Cell membranes surround every cell you will study. Cell walls made of cellulose are only found around plant cells and a few other organisms. Cellulose is a specialized sugar that is classified as a structural carbohydrate and not used for energy. If a plant cell is like a water balloon, the cell wall is like a cardboard box that protects the balloon. The balloon is protected from the outside world by a structure that provides protection and support.

While many sugars, such as glucose, can dissolve in water (H20), cellulose will not dissolve in water and can form long chains to support plants. When you eat plant material, you can’t even digest and break down cellulose for energy.
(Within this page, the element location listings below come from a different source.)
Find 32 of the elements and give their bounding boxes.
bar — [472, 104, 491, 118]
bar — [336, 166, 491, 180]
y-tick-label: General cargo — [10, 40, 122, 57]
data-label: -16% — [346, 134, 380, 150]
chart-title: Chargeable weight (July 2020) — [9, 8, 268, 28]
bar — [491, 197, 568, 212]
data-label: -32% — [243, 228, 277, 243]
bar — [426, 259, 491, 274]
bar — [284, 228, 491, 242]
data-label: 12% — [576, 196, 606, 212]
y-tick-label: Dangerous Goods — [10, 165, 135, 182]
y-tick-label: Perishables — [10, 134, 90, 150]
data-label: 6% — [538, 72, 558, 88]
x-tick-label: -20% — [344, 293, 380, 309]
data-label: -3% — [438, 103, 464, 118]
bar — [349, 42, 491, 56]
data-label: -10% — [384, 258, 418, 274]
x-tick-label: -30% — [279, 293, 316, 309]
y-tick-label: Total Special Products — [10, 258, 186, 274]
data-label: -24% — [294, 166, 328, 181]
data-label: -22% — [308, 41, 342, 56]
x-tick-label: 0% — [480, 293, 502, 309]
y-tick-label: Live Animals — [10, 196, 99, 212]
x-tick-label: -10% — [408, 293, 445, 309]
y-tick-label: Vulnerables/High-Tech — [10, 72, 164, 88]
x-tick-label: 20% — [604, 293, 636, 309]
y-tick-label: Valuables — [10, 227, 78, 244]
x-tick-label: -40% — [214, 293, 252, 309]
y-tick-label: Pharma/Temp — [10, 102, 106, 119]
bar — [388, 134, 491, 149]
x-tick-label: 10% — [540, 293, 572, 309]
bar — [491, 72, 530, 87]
Cows and other herbivores have special bacteria in their stomachs to digest the cellulose polymers.

While cell walls protect the cells, they also allow plants to grow to great heights. You have a skeleton to hold you up. A 100-foot tall redwood tree does not. It uses the strong cell walls to maintain its shape. For overall support, dense cells in the core of the trunk can let a tree grow very high. Cell walls are slightly elastic for smaller plants, leaves, and thin branches. Winds can push them from side to side and they bounce back. Big redwoods need strength in high winds and sway very little (except at the top).

Another Hole in the Wall

A cell wall is not an impenetrable fortress around the delicate plant cell. There are small holes, called plasmodesmata, in the cell walls between plant cells. The cell membranes of neighboring cells are able to connect through these holes. The connections allow the transfer of nutrients, waste, and ions (symplastic pathways). Molecules can also pass through the spaces within the cell walls, avoiding the cells completely (apoplastic pathways).

It is great that nutrients can move from cell to cell, but there is also a problem with all the holes. Cells can lose water. Plants lose large amounts of water in the middle of the day or on very hot days. When the air heats up and the water vapor pressure decreases, plants lose water through the process of transpiration. The water escapes through pores on the surface of the plant called stomata. Even when the plant cells lose water, the basic shape is maintained by the cell walls. The plant may droop or wilt, but it can recover when water returns to the system. It will look just the same as when it started.

Cell Walls in Other Species

You may hear about cell walls in other species. Bacteria have a structure called a cell wall. Fungi and some ptotozoa also have cell walls. They are not the same as the plant cell walls made of cellulose. The other walls might be made from proteins or a substance called chitin. Chitin is another structural carbohydrate. They all serve the same purpose of protecting and maintaining structure, but they are very different molecules.